Fund flows were mixed week-over-week in January, as net inflows during the first two weeks, concurrent with the global risk-on trade, inflected sharply negative in the back half of the month (and this negative momentum has carried aggressively into February). High yield funds, both ETFs and mutual funds, realized net outflows of -$2.4bn to start the year, coming on the tails of -$18bn net outflows in 2017. While the spike in volatility in stocks and Treasuries has accelerated the exodus from high yield thus far in February, the impetus for the outflows in January is clear – interest rates. To be sure, both equity and loan funds saw positive inflows in January, signaling the rotation out of high yield stemmed from fears of rising inflation and interest rates rather than concerns over corporate fundamentals.

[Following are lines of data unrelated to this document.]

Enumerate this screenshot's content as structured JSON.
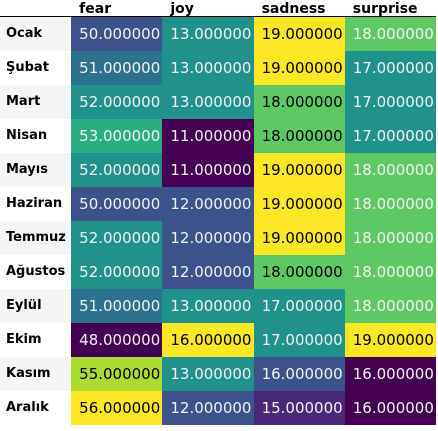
{
  "chart_data": {
    "type": "heatmap",
    "columns": [
      "fear",
      "joy",
      "sadness",
      "surprise"
    ],
    "rows": [
      "Ocak",
      "Şubat",
      "Mart",
      "Nisan",
      "Mayıs",
      "Haziran",
      "Temmuz",
      "Ağustos",
      "Eylül",
      "Ekim",
      "Kasım",
      "Aralık"
    ],
    "values": [
      [
        50,
        13,
        19,
        18
      ],
      [
        51,
        13,
        19,
        17
      ],
      [
        52,
        13,
        18,
        17
      ],
      [
        53,
        11,
        18,
        17
      ],
      [
        52,
        11,
        19,
        18
      ],
      [
        50,
        12,
        19,
        18
      ],
      [
        52,
        12,
        19,
        18
      ],
      [
        52,
        12,
        18,
        18
      ],
      [
        51,
        13,
        17,
        18
      ],
      [
        48,
        16,
        17,
        19
      ],
      [
        55,
        13,
        16,
        16
      ],
      [
        56,
        12,
        15,
        16
      ]
    ],
    "cell_labels": [
      [
        "50.000000",
        "13.000000",
        "19.000000",
        "18.000000"
      ],
      [
        "51.000000",
        "13.000000",
        "19.000000",
        "17.000000"
      ],
      [
        "52.000000",
        "13.000000",
        "18.000000",
        "17.000000"
      ],
      [
        "53.000000",
        "11.000000",
        "18.000000",
        "17.000000"
      ],
      [
        "52.000000",
        "11.000000",
        "19.000000",
        "18.000000"
      ],
      [
        "50.000000",
        "12.000000",
        "19.000000",
        "18.000000"
      ],
      [
        "52.000000",
        "12.000000",
        "19.000000",
        "18.000000"
      ],
      [
        "52.000000",
        "12.000000",
        "18.000000",
        "18.000000"
      ],
      [
        "51.000000",
        "13.000000",
        "17.000000",
        "18.000000"
      ],
      [
        "48.000000",
        "16.000000",
        "17.000000",
        "19.000000"
      ],
      [
        "55.000000",
        "13.000000",
        "16.000000",
        "16.000000"
      ],
      [
        "56.000000",
        "12.000000",
        "15.000000",
        "16.000000"
      ]
    ],
    "colormap": "viridis",
    "color_scale": "per-column",
    "colors": [
      [
        "#3b528b",
        "#21918c",
        "#fde725",
        "#5ec962"
      ],
      [
        "#2c728e",
        "#21918c",
        "#fde725",
        "#21918c"
      ],
      [
        "#21918c",
        "#21918c",
        "#5ec962",
        "#21918c"
      ],
      [
        "#28ae80",
        "#440154",
        "#5ec962",
        "#21918c"
      ],
      [
        "#21918c",
        "#440154",
        "#fde725",
        "#5ec962"
      ],
      [
        "#3b528b",
        "#3b528b",
        "#fde725",
        "#5ec962"
      ],
      [
        "#21918c",
        "#3b528b",
        "#fde725",
        "#5ec962"
      ],
      [
        "#21918c",
        "#3b528b",
        "#5ec962",
        "#5ec962"
      ],
      [
        "#2c728e",
        "#21918c",
        "#21918c",
        "#5ec962"
      ],
      [
        "#440154",
        "#fde725",
        "#21918c",
        "#fde725"
      ],
      [
        "#addc30",
        "#21918c",
        "#3b528b",
        "#440154"
      ],
      [
        "#fde725",
        "#3b528b",
        "#482878",
        "#440154"
      ]
    ],
    "text_colors": [
      [
        "#f1f1f1",
        "#f1f1f1",
        "#000000",
        "#f1f1f1"
      ],
      [
        "#f1f1f1",
        "#f1f1f1",
        "#000000",
        "#f1f1f1"
      ],
      [
        "#f1f1f1",
        "#f1f1f1",
        "#000000",
        "#f1f1f1"
      ],
      [
        "#f1f1f1",
        "#f1f1f1",
        "#000000",
        "#f1f1f1"
      ],
      [
        "#f1f1f1",
        "#f1f1f1",
        "#000000",
        "#f1f1f1"
      ],
      [
        "#f1f1f1",
        "#f1f1f1",
        "#000000",
        "#f1f1f1"
      ],
      [
        "#f1f1f1",
        "#f1f1f1",
        "#000000",
        "#f1f1f1"
      ],
      [
        "#f1f1f1",
        "#f1f1f1",
        "#000000",
        "#f1f1f1"
      ],
      [
        "#f1f1f1",
        "#f1f1f1",
        "#f1f1f1",
        "#f1f1f1"
      ],
      [
        "#f1f1f1",
        "#000000",
        "#f1f1f1",
        "#000000"
      ],
      [
        "#000000",
        "#f1f1f1",
        "#f1f1f1",
        "#f1f1f1"
      ],
      [
        "#000000",
        "#f1f1f1",
        "#f1f1f1",
        "#f1f1f1"
      ]
    ]
  }
}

Fund Flows Quickly Inflected Negative as Concerns Over Rising Rates Weighed on Sentiment

Source: Lipper, JP Morgan

The primary market was slow to start, but volumes ramped exponentially as the month progressed. USD-denominated issuance totaled $24bn in January, the most active start to a year since 2013. Two themes dominated the calendar this month. First, high quality issuers clamored to opportunistically raise capital at historically low (sub-5%) all-in costs given expectations of rising interest rates (indeed, as we write today, only a select few 8-10yr high yield bonds still yield less than 5%). Second, the industry composition skewed heavily towards commodity-levered issuers (near 50% of issuance), particularly land and offshore drillers, that were gifted a window to access capital (from a risk-seeking investor base) amidst the rising commodity tape.

Source: Barclays
Green Text= Best Performing; Red Text= Worst Performing

Fundamental Trends

January high yield default activity was benign with only one issuer, Exco Resources, defaulting on a little over $200mn of high yield bonds. This brought the trailing 12-month par-weighted default rate (per JPM) to 0.99%, back to the mid-2014 lows of this cycle. With very little stress (or distress) priced into capital structures today – average CCC rated debt yielding just +634bps over Treasuries and less than 6% of bonds with risk premiums in excess of 1,000bps – the impetus for rising default activity, at least for the time being (as this can correct swiftly), is low.